Read Carnage and Culture: Landmark Battles in the Rise of Western Power Online
Authors: Victor Davis Hanson
Tags: #Military history, #Battles, #General, #Civilization, #Military, #History
In the end, his account of Sicily reads as Sophoclean tragedy, or, as General Omar Bradley remarked of the possibility of fighting the Chinese in the early 1950s, “the wrong war, at the wrong place, at the wrong time, and with the wrong enemy.” Sicily, after all, was an entirely new theater of operations, eight hundred miles by sea from Athens, against a power that had not directly attacked Athens, and at a time when the Spartan army at home was free to march up to the walls of Athens.
No wonder, Thucydides tells us, that the Athenian public quickly lost heart with the continual news of deadlock overseas and the need for ever more men and matériel. In a consensual society, ancient or modern, voices are raised when overseas military operations prove expensive, costly in lives, and without promise of eventual victory. In that sense the rise of American antiwar sentiment was predictable. Dissent at home was in line with the entire history of Western opposition to its own military practice on those rare occasions when victory proves elusive—often with results that are not necessarily negative to the long-term interests of the state, although admittedly abjectly harmful to the unfortunate soldiers in the field.

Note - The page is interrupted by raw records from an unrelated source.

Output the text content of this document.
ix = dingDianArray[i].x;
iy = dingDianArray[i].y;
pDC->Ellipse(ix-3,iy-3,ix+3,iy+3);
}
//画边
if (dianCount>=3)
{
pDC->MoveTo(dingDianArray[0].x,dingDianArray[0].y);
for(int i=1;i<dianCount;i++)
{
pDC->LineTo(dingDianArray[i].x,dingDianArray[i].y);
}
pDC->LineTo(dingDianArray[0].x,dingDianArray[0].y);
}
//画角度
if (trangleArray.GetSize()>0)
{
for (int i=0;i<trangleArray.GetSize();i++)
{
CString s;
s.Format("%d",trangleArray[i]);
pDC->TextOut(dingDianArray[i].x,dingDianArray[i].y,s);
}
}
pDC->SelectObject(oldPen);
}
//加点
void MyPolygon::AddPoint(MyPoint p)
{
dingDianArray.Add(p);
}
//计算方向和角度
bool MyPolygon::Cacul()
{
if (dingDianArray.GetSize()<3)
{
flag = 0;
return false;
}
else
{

The Americans’ objectives, both local and geopolitical, were more or less clear from the start: the security of an independent noncommunist Vietnamese state in the South, and with it an end to general communist aggression in Southeast Asia. But the methods of achieving those seemingly moral goals were far less apparent. The formula for victory was never fully thought out. The eventual costs were never seriously computed. Ideally, it was believed in the early 1960s, the Americans would train a sophisticated democratic army of resistance. In two to three years this reconstituted Army of the Republic of Vietnam could perhaps defend itself, albeit, as in the Korean instance, requiring a near permanent American presence of 30,000 or so GIs along a demilitarized zone to preserve the peace. A grateful Vietnamese populace would then support this newly democratic government and willingly enlist in its army to save the country from communism, which in the past had led to so many civilian deaths and dislocations. Or so it was all thought.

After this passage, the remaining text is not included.